Figures released this week by Spanish gaming regulator Dirección General de Ordenación del Juego (DGOJ) show locally licensed online gambling operators generated combined revenue of €140.5m in the three months ending September 30. The sum is 16.6% greater than the market reported in Q2 and 37.3% more than it earned in Q3 2016.
The revenue gains are all the more impressive given that operators’ advertising expenses in Q3 fell 3% year-on-year, while the total value of operators’ bonus offers fell even harder (-18.2%). However, sponsorship costs nearly tripled year-on-year, albeit still representing a mere €1.9m.
Sports betting revenue rose 37% to just under €77m, with in-play betting accounting for nearly 60% of wagering revenue and 71.3% of betting volume. Spanish sportsbooks played lucky in Q3, as betting handle actually decreased 6.5% from Q2 while revenue rose 27.8%.
Online casino revenue totaled €43.9m in Q3, up 54.2% year-on-year and 4.5% sequentially. As ever, slots contributed the bulk (€22.3m) of casino revenue, representing a year-on-year improvement of 61.7%. Slots represented 50.9% of all casino revenue but just 39% of casino spending.

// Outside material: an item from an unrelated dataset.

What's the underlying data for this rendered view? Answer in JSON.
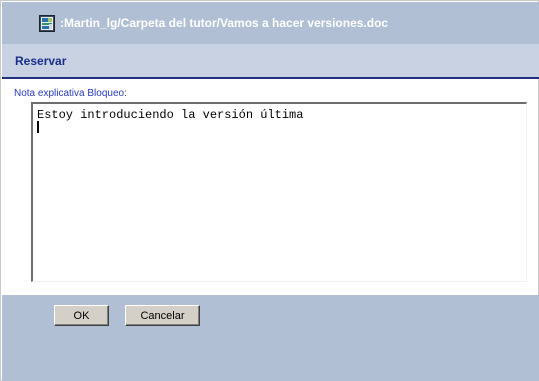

Live roulette ranked second on the casino revenue chart with €9.1m (+91.3%), while traditional roulette was well back at €6.83m (+16.2%), with blackjack at €5.6m (+40.2%).
As for the market’s lesser lights, bingo revenue improved 30.5% to €2.85m, while sweepstakes rose more than one-quarter to €2.1m.
Spain’s perennially struggling online poker market has recently shown signs of life, and this modest growth continued in Q3 as revenue rose 6.8% to €14.7m, allowing poker’s share of overall Q3 revenue to stray into double-digit territory (10.5%).
The ‘tournaments good, cash games bad’ paradigm showed no signs of abating in Q3, as tournaments saw revenue rise 18.7% to €8.8m while cash games were down 7% to €5.9m. The trend was also evident in terms of poker spending, with tournament fees up nearly 14% while cash games declined 5.4%.
In July, Spain was one of four European Union regulated markets – joining France, Italy and Portugal – to sign on to a poker liquidity sharing agreement, the details of which are still being crafted. However, Italian politicians recently raised concerns about the agreement, leaving open the possibility that the liquidity foursome may be down to a trio by the time it becomes a reality.
Spain is currently preparing to welcome new applications for online gambling licenses, and the online poker liquidity deal is seen as key to attracting additional poker operators to the currently ring-fenced market.